(XINHUA) – PADOVA, 28 LUG – “L’universo cinese già frequenta ama e stima” Padova la ‘Urbs Picta’ inserita dall’Unesco nella lista del Patrimonio mondiale. Parola dell’assessore padovano alla cultura, Andrea Colasio, che in un’intervista alla Xinhua commenta i rapporti con la Cina, alla luce della decisione dell’Unesco, annunciata sabato scorso a Fuzhou, in Cina, nella 44esima sessione del Comitato del Patrimonio Mondiale.

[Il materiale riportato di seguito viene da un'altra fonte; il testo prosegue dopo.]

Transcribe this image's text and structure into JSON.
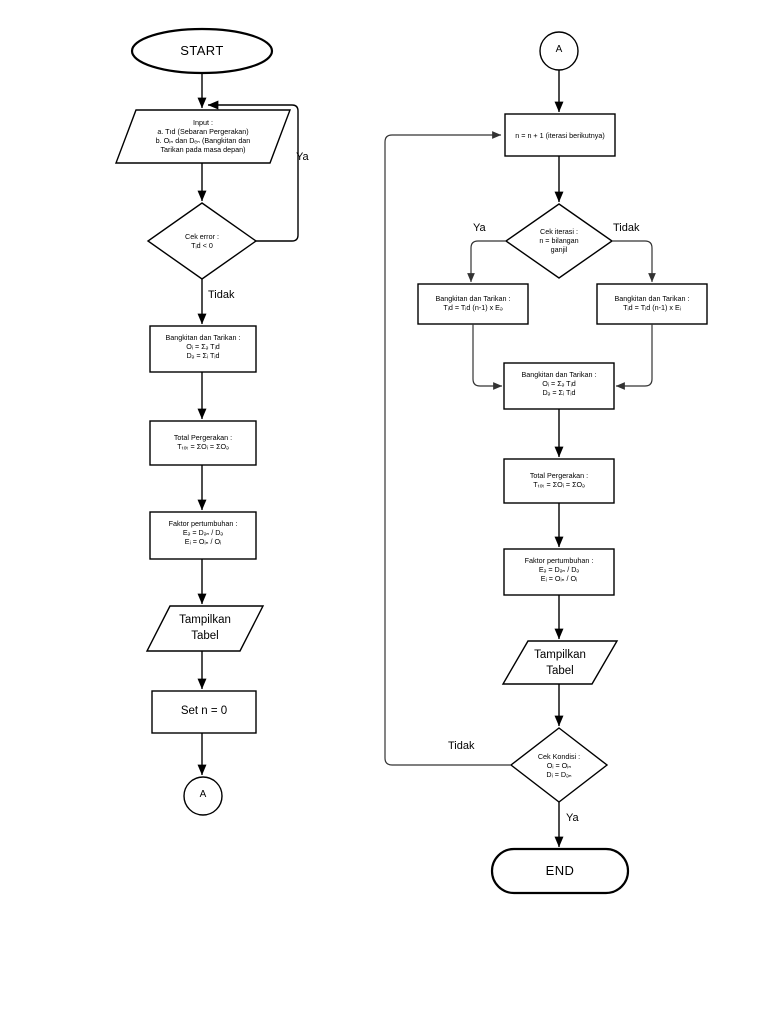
{
  "diagram": {
    "title": "Flowchart Metode Furness (Bangkitan dan Tarikan Pergerakan)",
    "language": "id",
    "columns": 2
  },
  "left_column": {
    "start": {
      "label": "START",
      "shape": "terminator"
    },
    "input": {
      "shape": "parallelogram",
      "line1": "Input :",
      "line2": "a. Tıd (Sebaran Pergerakan)",
      "line3": "b. Oᵢₙ dan Dₑₙ (Bangkitan dan",
      "line4": "Tarikan pada masa depan)"
    },
    "check_error": {
      "shape": "decision",
      "line1": "Cek error :",
      "line2": "Tᵢd < 0",
      "branch_yes": "Ya",
      "branch_no": "Tidak"
    },
    "trip_ends": {
      "shape": "process",
      "line1": "Bangkitan dan Tarikan :",
      "line2": "Oᵢ = Σₔ Tᵢd",
      "line3": "Dₔ = Σᵢ Tᵢd"
    },
    "total_movement": {
      "shape": "process",
      "line1": "Total Pergerakan :",
      "line2": "Tₜₒₜ = ΣOᵢ = ΣOₔ"
    },
    "growth_factor": {
      "shape": "process",
      "line1": "Faktor pertumbuhan :",
      "line2": "Eₔ = Dₔₙ / Dₔ",
      "line3": "Eᵢ = Oᵢₙ / Oᵢ"
    },
    "display_table": {
      "shape": "parallelogram",
      "line1": "Tampilkan",
      "line2": "Tabel"
    },
    "set_n": {
      "shape": "process",
      "label": "Set n = 0"
    },
    "connector_out": {
      "shape": "connector",
      "label": "A"
    }
  },
  "right_column": {
    "connector_in": {
      "shape": "connector",
      "label": "A"
    },
    "increment": {
      "shape": "process",
      "label": "n = n + 1 (iterasi berikutnya)"
    },
    "check_iteration": {
      "shape": "decision",
      "line1": "Cek iterasi :",
      "line2": "n = bilangan",
      "line3": "ganjil",
      "branch_yes": "Ya",
      "branch_no": "Tidak"
    },
    "trip_ends_odd": {
      "shape": "process",
      "line1": "Bangkitan dan Tarikan :",
      "line2": "Tᵢd = Tᵢd (n-1) x Eₔ"
    },
    "trip_ends_even": {
      "shape": "process",
      "line1": "Bangkitan dan Tarikan :",
      "line2": "Tᵢd = Tᵢd (n-1) x Eᵢ"
    },
    "trip_ends_merge": {
      "shape": "process",
      "line1": "Bangkitan dan Tarikan :",
      "line2": "Oᵢ = Σₔ Tᵢd",
      "line3": "Dₔ = Σᵢ Tᵢd"
    },
    "total_movement": {
      "shape": "process",
      "line1": "Total Pergerakan :",
      "line2": "Tₜₒₜ = ΣOᵢ = ΣOₔ"
    },
    "growth_factor": {
      "shape": "process",
      "line1": "Faktor pertumbuhan :",
      "line2": "Eₔ = Dₔₙ / Dₔ",
      "line3": "Eᵢ = Oᵢₙ / Oᵢ"
    },
    "display_table": {
      "shape": "parallelogram",
      "line1": "Tampilkan",
      "line2": "Tabel"
    },
    "check_condition": {
      "shape": "decision",
      "line1": "Cek Kondisi :",
      "line2": "Oᵢ = Oᵢₙ",
      "line3": "Dᵢ = Dₔₙ",
      "branch_yes": "Ya",
      "branch_no": "Tidak"
    },
    "end": {
      "label": "END",
      "shape": "terminator"
    }
  },
  "colors": {
    "stroke": "#000000",
    "fill": "#ffffff",
    "background": "#ffffff",
    "loop_stroke": "#333333"
  }
}
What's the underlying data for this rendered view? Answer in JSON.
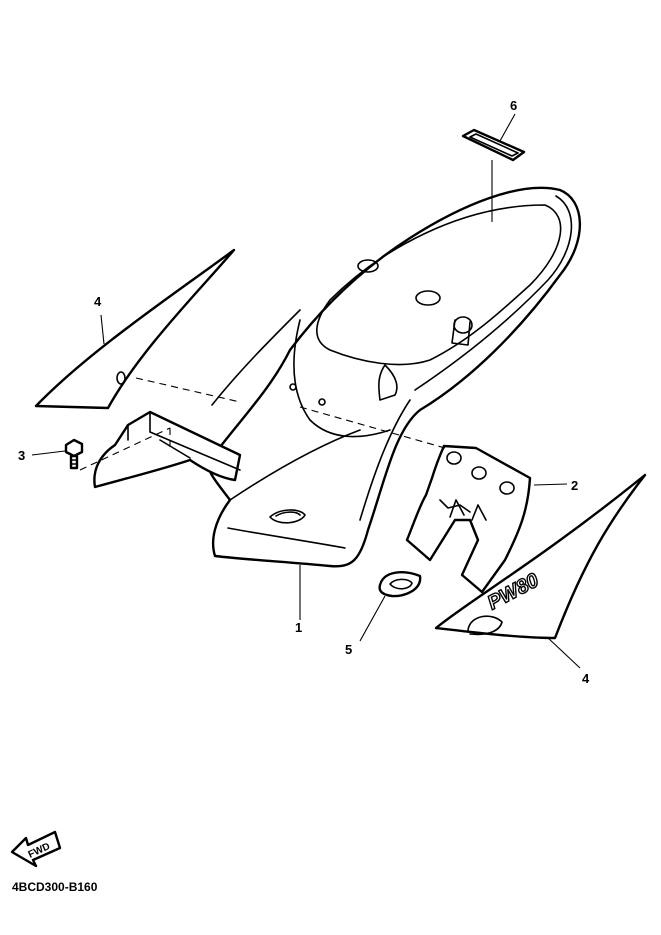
{
  "callouts": {
    "rear_fender": "1",
    "bracket": "2",
    "bolt": "3",
    "graphic_left": "4",
    "graphic_right": "4",
    "grommet": "5",
    "emblem": "6"
  },
  "decal": {
    "model_text": "PW80"
  },
  "fwd": {
    "label": "FWD",
    "icon": "forward-arrow-icon"
  },
  "diagram_code": "4BCD300-B160"
}
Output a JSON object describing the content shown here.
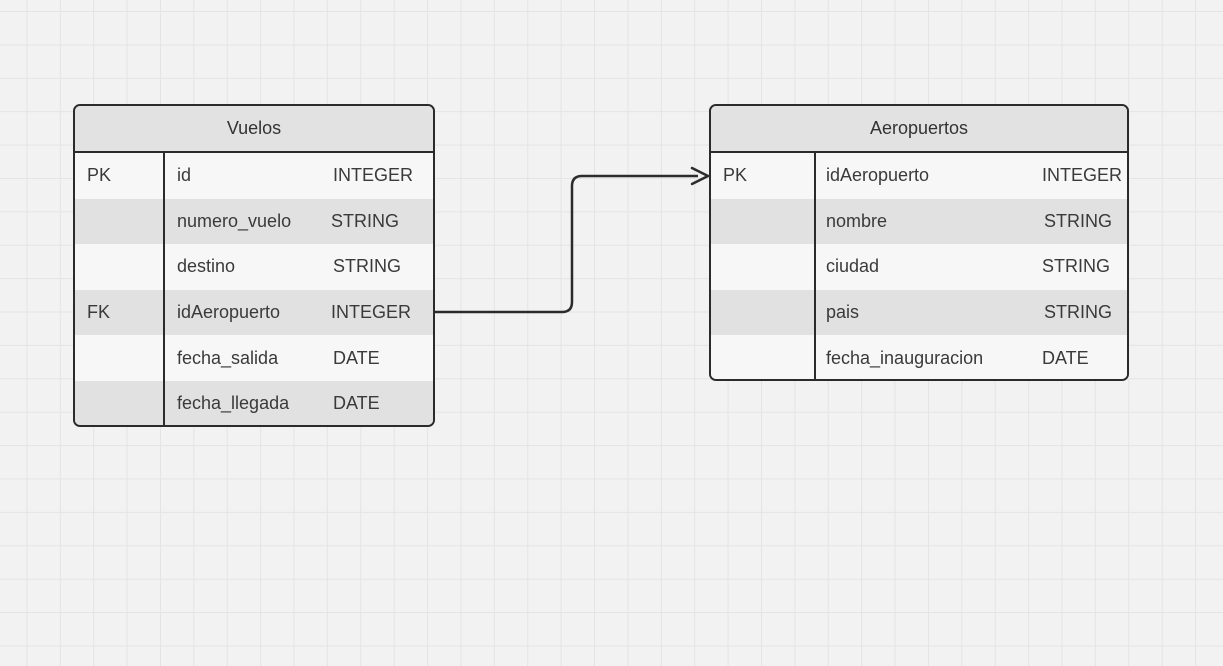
{
  "entities": {
    "vuelos": {
      "title": "Vuelos",
      "rows": [
        {
          "key": "PK",
          "name": "id",
          "type": "INTEGER"
        },
        {
          "key": "",
          "name": "numero_vuelo",
          "type": "STRING"
        },
        {
          "key": "",
          "name": "destino",
          "type": "STRING"
        },
        {
          "key": "FK",
          "name": "idAeropuerto",
          "type": "INTEGER"
        },
        {
          "key": "",
          "name": "fecha_salida",
          "type": "DATE"
        },
        {
          "key": "",
          "name": "fecha_llegada",
          "type": "DATE"
        }
      ]
    },
    "aeropuertos": {
      "title": "Aeropuertos",
      "rows": [
        {
          "key": "PK",
          "name": "idAeropuerto",
          "type": "INTEGER"
        },
        {
          "key": "",
          "name": "nombre",
          "type": "STRING"
        },
        {
          "key": "",
          "name": "ciudad",
          "type": "STRING"
        },
        {
          "key": "",
          "name": "pais",
          "type": "STRING"
        },
        {
          "key": "",
          "name": "fecha_inauguracion",
          "type": "DATE"
        }
      ]
    }
  },
  "relationships": [
    {
      "from": "vuelos.idAeropuerto",
      "to": "aeropuertos.idAeropuerto",
      "arrow": "to"
    }
  ],
  "colors": {
    "canvas": "#f2f2f2",
    "grid": "#e4e4e4",
    "border": "#2b2b2b",
    "header": "#e2e2e2",
    "row_light": "#f7f7f7",
    "row_alt": "#e1e1e1",
    "text": "#3a3a3a"
  }
}
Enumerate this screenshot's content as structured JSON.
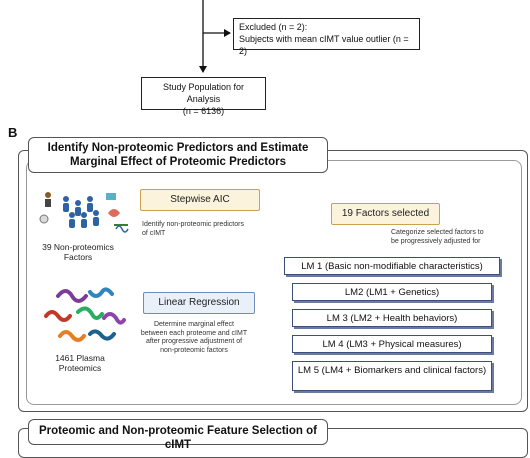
{
  "part_a": {
    "excluded_title": "Excluded (n = 2):",
    "excluded_detail": "Subjects with mean cIMT value outlier (n = 2)",
    "study_line1": "Study Population for Analysis",
    "study_line2": "(n = 6136)"
  },
  "section_b": {
    "letter": "B",
    "header_line1": "Identify Non-proteomic Predictors and Estimate",
    "header_line2": "Marginal Effect of Proteomic Predictors",
    "non_proteomics_caption_line1": "39 Non-proteomics",
    "non_proteomics_caption_line2": "Factors",
    "plasma_caption_line1": "1461 Plasma",
    "plasma_caption_line2": "Proteomics",
    "stepwise_label": "Stepwise AIC",
    "stepwise_note_line1": "Identify non-proteomic predictors",
    "stepwise_note_line2": "of cIMT",
    "factors_selected": "19 Factors selected",
    "categorize_note_line1": "Categorize selected factors to",
    "categorize_note_line2": "be progressively adjusted for",
    "linear_regression_label": "Linear Regression",
    "lr_note_line1": "Determine marginal effect",
    "lr_note_line2": "between each proteome and cIMT",
    "lr_note_line3": "after progressive adjustment of",
    "lr_note_line4": "non-proteomic factors",
    "lm_models": [
      "LM 1 (Basic non-modifiable characteristics)",
      "LM2 (LM1 + Genetics)",
      "LM 3 (LM2 + Health behaviors)",
      "LM 4 (LM3 + Physical measures)",
      "LM 5 (LM4 + Biomarkers and clinical factors)"
    ]
  },
  "section_c": {
    "header": "Proteomic and Non-proteomic Feature Selection of cIMT"
  },
  "colors": {
    "arrow_brown": "#a8702a",
    "arrow_navy": "#3c4f7a",
    "method_fill": "#fbf3dc",
    "method_border": "#c9a24f"
  }
}
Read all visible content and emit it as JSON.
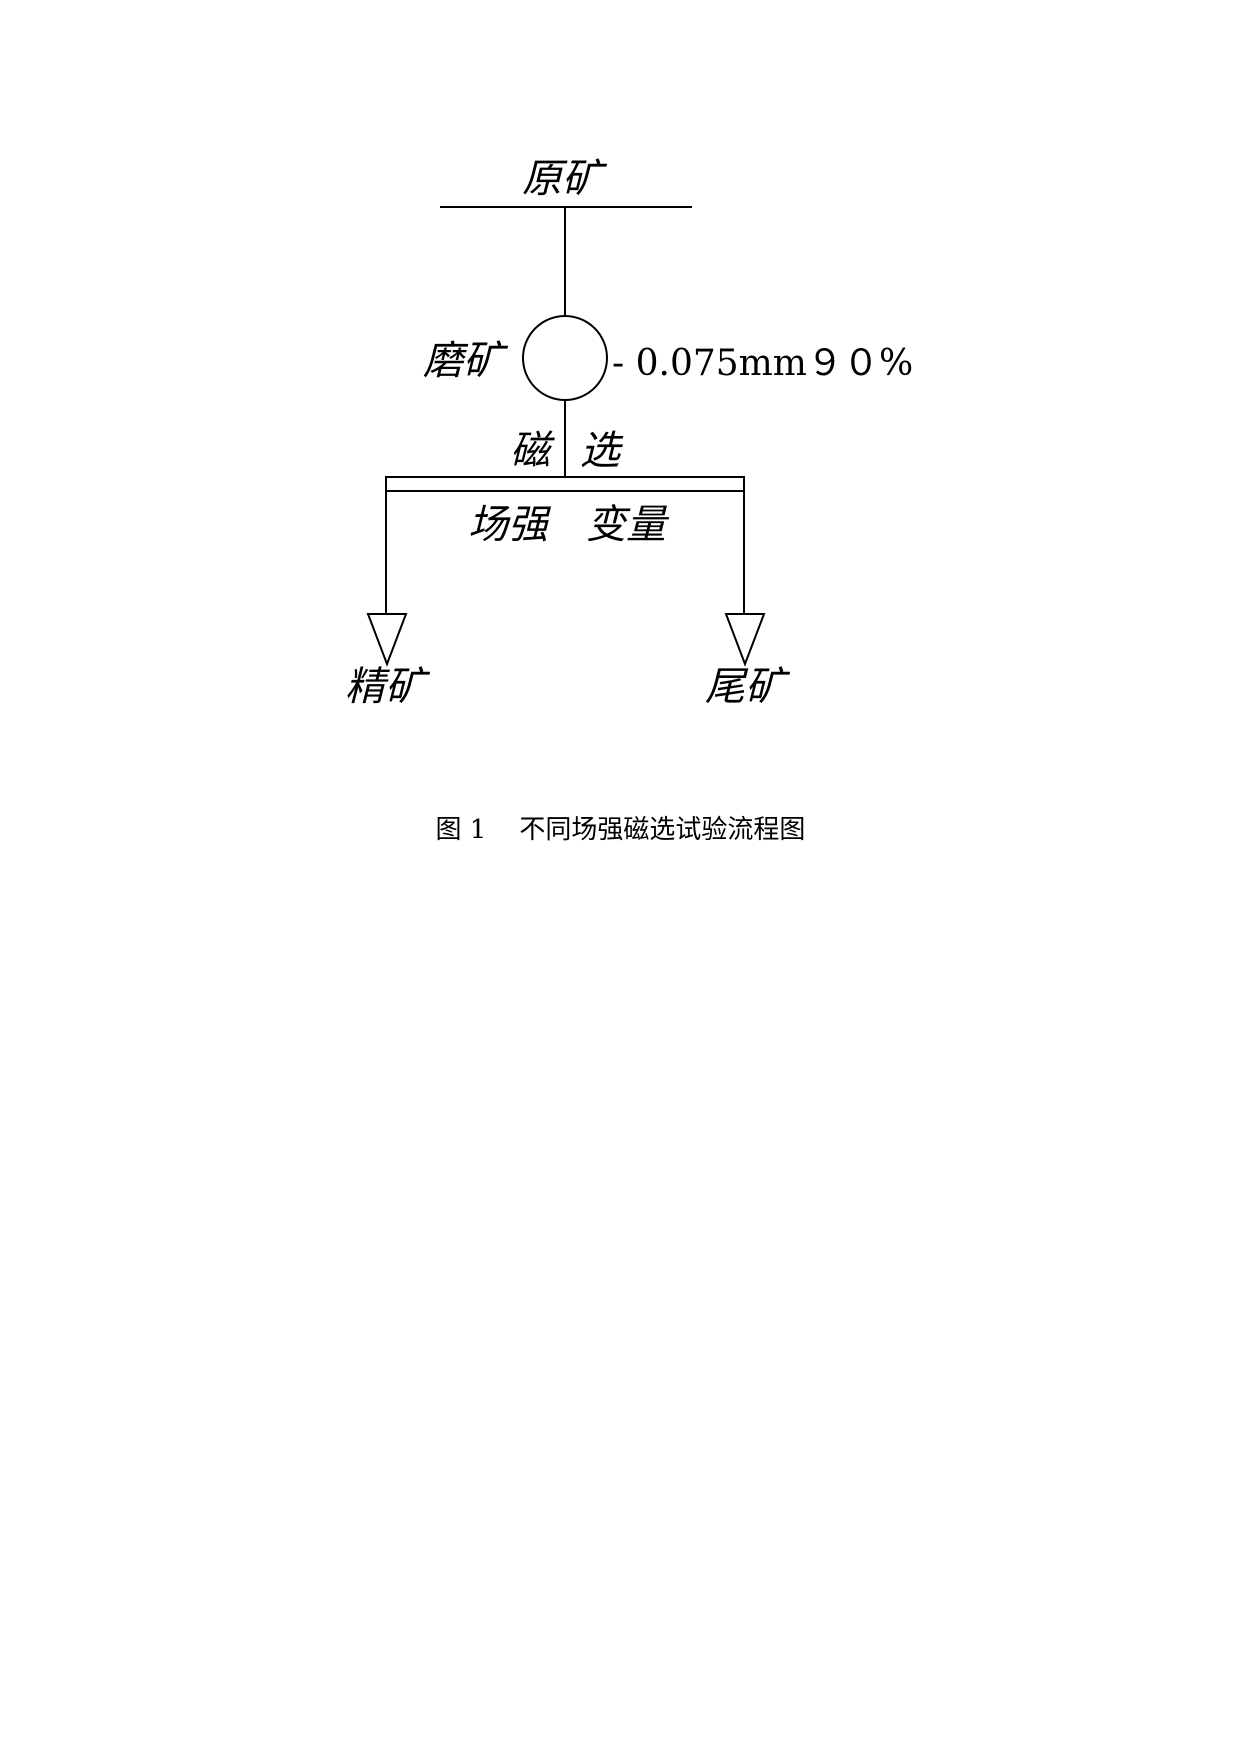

Le conseguenze di quella decisione, dice Colasio sono molteplici: “Innanzitutto una maggiore consapevolezza culturale”, visto che da oltre un ventennio in città ci si sta battendo perché Padova possa riscoprire la sua identità nascosta e oscurata. “Padova è una vetrina internazionale molto importante perché c’è un intero ciclo affrescato che è punto di snodo tra il Medioevo e il Rinascimento”. Si teorizza infine – prosegue Colasio – un incremento tra il 15% e il 20% delle presenze turistiche. “Ci auguriamo quindi una maggiore attenzione da parte della comunità cinese internazionale a ‘Padova Urbs Picta’ “.
“Sono stato a Pechino un paio d’anni fa a presentare “Urbs Picta” e devo dire che c’è stata una notevole attenzione da parte delle agenzie di viaggio nei confronti dei materiali che abbiamo messo a loro disposizione. Oggi le presenze turistiche cinesi sono al primo posto a Padova a livello di realtà extra-comunitaria. Ci auguriamo che accanto a un turismo prevalentemente legato al business possa cominciare a crescere anche il turismo legato alla dimensione culturale”, ha affermato l’assessore Colasio.
La città di Padova è molto legata alla Cina e l’assessore ricorda che c’è una vicinanza molto forte con diverse realtà associative del mondo cinese, uno dei siti riconosciuti patrimonio Unesco dell’umanità, Il Palazzo della Ragione un paio d’anni fa è stato al centro di un evento internazionale legato a FU, il simbolo cinese di felicità. Cento artisti cinesi hanno mandato cento opere da 100 città della Cina come atto di omaggio, preludio e buon auspicio per la candidatura Unesco. “Il nostro rapporto con la Cina è di lunga durata. Noi siamo stati a Pechino a visitare diverse istituzioni culturali, sicuramente uno scambio reciproco tra le nostre due culture può solo preludere a un incremento del benessere reciproco”, ha sottolineato Colasio.
Un evento cardine della vicinanza di Padova al Paese asiatico è il capodanno cinese di Padova, che come sottolinea Colasio, è un evento variegato che vede coinvolti l’istituto Confucio, il Comune di Padova, ecc.
“Nell’ultimo anno pre-Covid abbiamo messo a disposizione della comunità cinese il Palazzo della Ragione all’interno del quale abbiamo organizzato gli eventi più emblematici di questa ricorrenza. È stata organizzata una sfilata in costume di ragazzi cinesi e abbiamo fatto una riproduzione della città proibita, tutti questi momenti sono la prova di un legame forte e consolidato”, conclude Colasio.
“Siamo molto felici di far parte anche noi con Padova di questa grandissima iniziativa – dichiara Caterina Maso, cittadina di Padova -, che sicuramente questo avrà un effetto molto positivo sia dal punto di vista culturale che economico per la nostra città. Abbiamo già molti turisti, soprattutto orientali e molti anche dall’Europa. Il turismo asiatico è molto importante, e anche se gli arrivi si sono fermati a causa del Covid, adesso notiamo una lenta ripresa”.